In some cases, if the jawbone is not strong or thick enough, your doctor will make a bone graft before placing abutments. This will include taking a piece of your bone or using a synthetic one to make the structure strong enough. While this might consist of several office visits, it’s one of the essential surgery steps to prevent future problems around the implant site.
How Is the Dental Implant Surgery Performed?
Your oral surgeon will assess the situation and most likely require additional x-rays to picture better your oral health and the state of your jawbone.
Once you agree on the dental implant surgery and the procedure, you will get local anesthesia to numb the area and make the placing healing abutments painless.

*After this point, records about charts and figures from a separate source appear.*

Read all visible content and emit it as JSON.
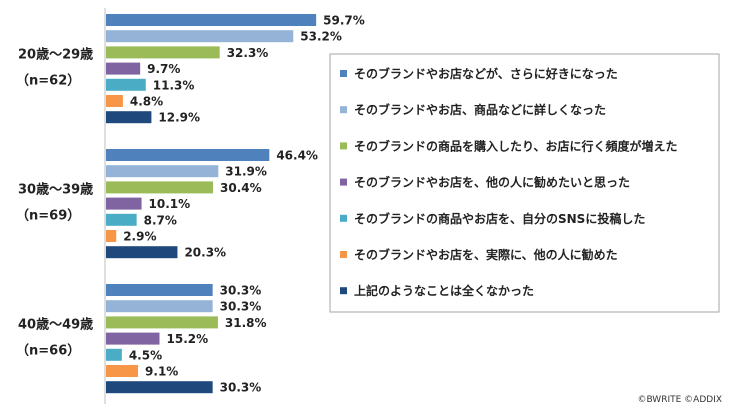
{
  "chart_data": {
    "type": "bar",
    "orientation": "horizontal",
    "unit": "%",
    "xlim": [
      0,
      60
    ],
    "grid": false,
    "legend_position": "right",
    "groups": [
      {
        "label": "20歳～29歳",
        "n": "（n=62）"
      },
      {
        "label": "30歳～39歳",
        "n": "（n=69）"
      },
      {
        "label": "40歳～49歳",
        "n": "（n=66）"
      }
    ],
    "series": [
      {
        "name": "そのブランドやお店などが、さらに好きになった",
        "color": "#4f81bd",
        "values": [
          59.7,
          46.4,
          30.3
        ]
      },
      {
        "name": "そのブランドやお店、商品などに詳しくなった",
        "color": "#95b3d7",
        "values": [
          53.2,
          31.9,
          30.3
        ]
      },
      {
        "name": "そのブランドの商品を購入したり、お店に行く頻度が増えた",
        "color": "#9bbb59",
        "values": [
          32.3,
          30.4,
          31.8
        ]
      },
      {
        "name": "そのブランドやお店を、他の人に勧めたいと思った",
        "color": "#8064a2",
        "values": [
          9.7,
          10.1,
          15.2
        ]
      },
      {
        "name": "そのブランドの商品やお店を、自分のSNSに投稿した",
        "color": "#4bacc6",
        "values": [
          11.3,
          8.7,
          4.5
        ]
      },
      {
        "name": "そのブランドやお店を、実際に、他の人に勧めた",
        "color": "#f79646",
        "values": [
          4.8,
          2.9,
          9.1
        ]
      },
      {
        "name": "上記のようなことは全くなかった",
        "color": "#1f497d",
        "values": [
          12.9,
          20.3,
          30.3
        ]
      }
    ]
  },
  "credit": "©BWRITE ©ADDIX"
}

The first step is surgery to place the screws in the jawbone that will act as a tooth root and fuse to the bone after some time in a process called osseointegration. The screw will ensure your teeth fit perfectly in your jaw, and a permanent prosthesis to be placed on top of it.
The healing abutment is placed on the screw and acts as a connecting piece for the crown. Today you will most likely get bone-level implant restoration that has a good connection to the secure platform of the abutment and looks more natural.
The abutment is temporarily secured in your jawbone until the custom-fit teeth are made.
Once the gum tissue heal you will be able to get crowns placed in. They can be connected to the abutment with dental cement or screw technology.
Keep in mind that cement is commonly used, but some recent studies confirm that it can cause degenerative problems, and your restorative dentist might recommend dental implants that are screwed in. In addition, cement can be more visible under the crown, so make sure to get the correct information.
If you had a healing abutment placed in, you can avoid the second surgery and have the precise model placed in. You might have several fittings to ensure a custom fit and the most natural teeth.
Some offices will also perform bite registrations to see how your teeth fit together and if anything feels loose. The implant placed in will act as your natural tooth and, with proper care, will last a long time. It’s rare to hear someone breaks implants, but just like your teeth, they are not indisputable.
Who needs dental implants?
Recommend dental implants for patients with missing teeth who need fixed bridgework or fixed prosthesis.
Your restorative dentist will recommend surgery to place the dental implant into your jawbone and a second surgery to place the final abutments after the tissue is healed.
Is abutment surgery painful?
Most of the time, this type of surgery is less painful than placing the screws. Dental offices ensure proper anesthesia for all patients to stop the pain and ensure the best treatment. You don’t have to worry about the implant surgery and needed adjustments.
Why are healing abutments better?
Many dentists will recommend healing abutment as the best option that promotes tissue healing and makes room for future crowns. If you don’t eat hard food and use the prescribed medicine, your gums will be healed in a few weeks.
If anything feels loose or wrong, you need to inform your dentist and make an appointment as soon as possible.
How long does the healing of the gum tissue take?
Gums heal differently in patients depending on hygiene, following the directions, and genetics. In most cases, it will take a couple of weeks for your gums to heal before placing the final abutment.
In case you have a missing tooth or several of them you might benefit from a visit to a restorative dentist.
Dental implants are one of the most popular and convenient ways to get your smile perfect. In addition to straightening techniques such as Invisalign braces, the implants are becoming the number one strategy to have the bright smile you are looking for.
Now, that you are familiar with all the terminology, you can make an informed decision and begin making inquiries with your local dental offices.
It’s important to remember that your gums will be sore and you need to make all the right choices that promote healing including placing a healing abutment that are protecting your gums and following the advice given by your oral surgeon.